Der wissenschaftliche Name bedeutet „grauer Reiher“.
| Wissenschaftlicher Name | Ardea cinerea |
| Englischer Name | Grey Heron |
| Japanischer Name | 蒼鷺 |
| Klasse | Aves |
| Ordnung | Pelcaniformes |
| Familie | Ardeidae |
| Gattung | Ardea |
| Art | cinerea |
| Gesamtlänge | 88-98cm |
| Verbreitung | Weit verbreitet in Eurasien und Afrika |
Der größte in Japan brütende Reiher, der bis zu 1 m groß wird. Der ganze Körper ist grau, was namensgebend ist. Fast kein Geschlechtsdimorphismus.

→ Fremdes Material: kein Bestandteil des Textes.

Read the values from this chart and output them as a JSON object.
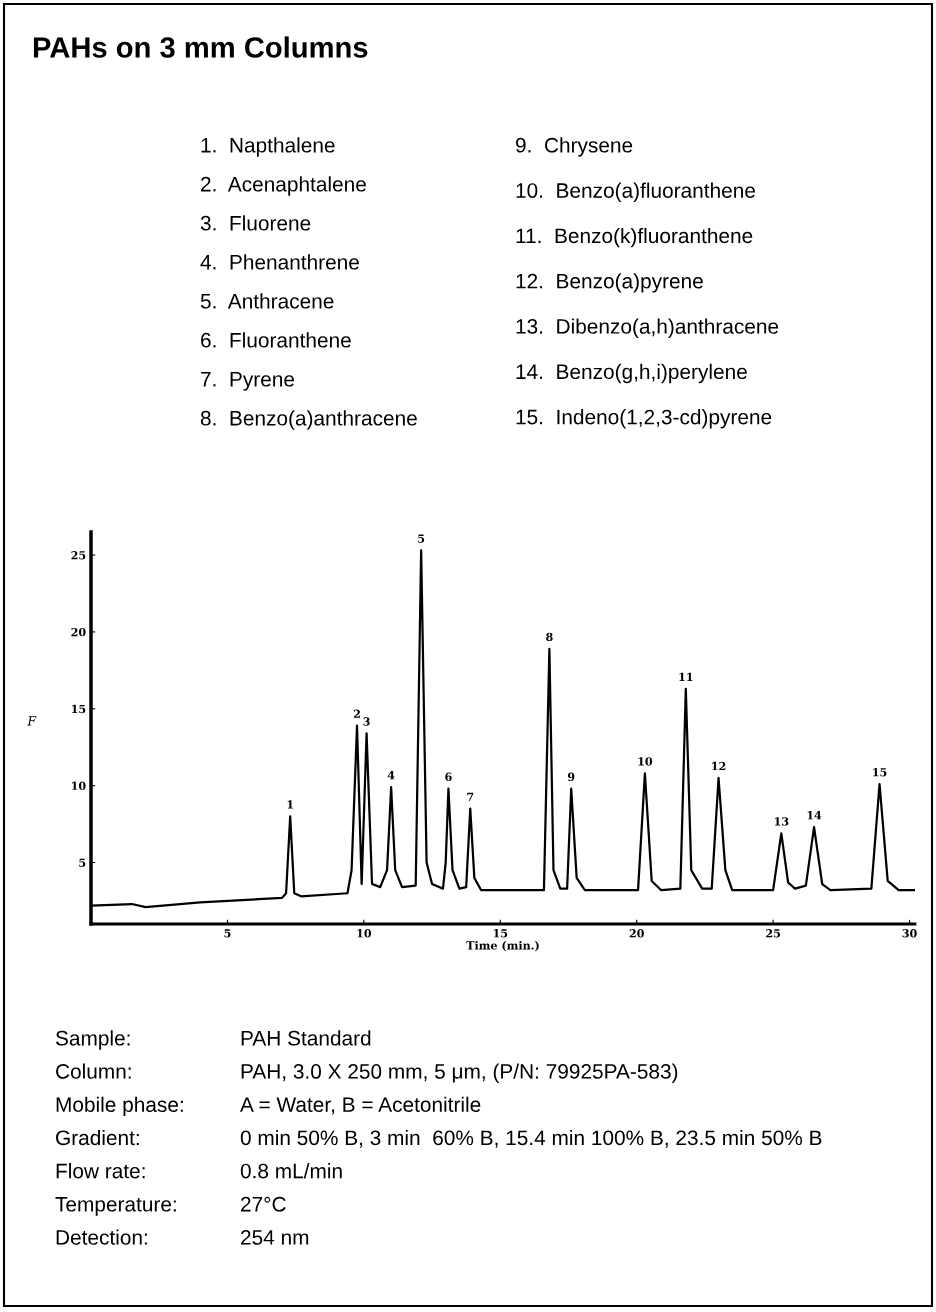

Der Kopf ist etwas größer als der Hals, und der spitze Schnabel ist eine charakteristische Silhouette. Der Scheitel ist weiß, die Schläfen sind schwarz bis tief dunkelblau. Bei adulten Tieren ist die Haube gut entwickelt. Der Schnabel ist gelb und wird in der Brutzeit rot oder rosa. Die Iris ist gelb.
Der S-förmig gebogene Hals ist lang und weiß. Der Rücken ist grau, mit einer dunkelblauen Linie von der Schulter bis zu den Beinen. Die Federn auf der Brust sind lang und zottelig.
Die Schwanzfedern sind im Vergleich zur Körperlänge kurz. Die Beine sind lang und braun. In der Brutzeit werden sie rötlich.
Sieht fast genauso aus wie das Weibchen.
Das Männchen hat in der Brutzeit eine stärker entwickelte Haube.
Die Haube ist im Vergleich zum Männchen weniger entwickelt.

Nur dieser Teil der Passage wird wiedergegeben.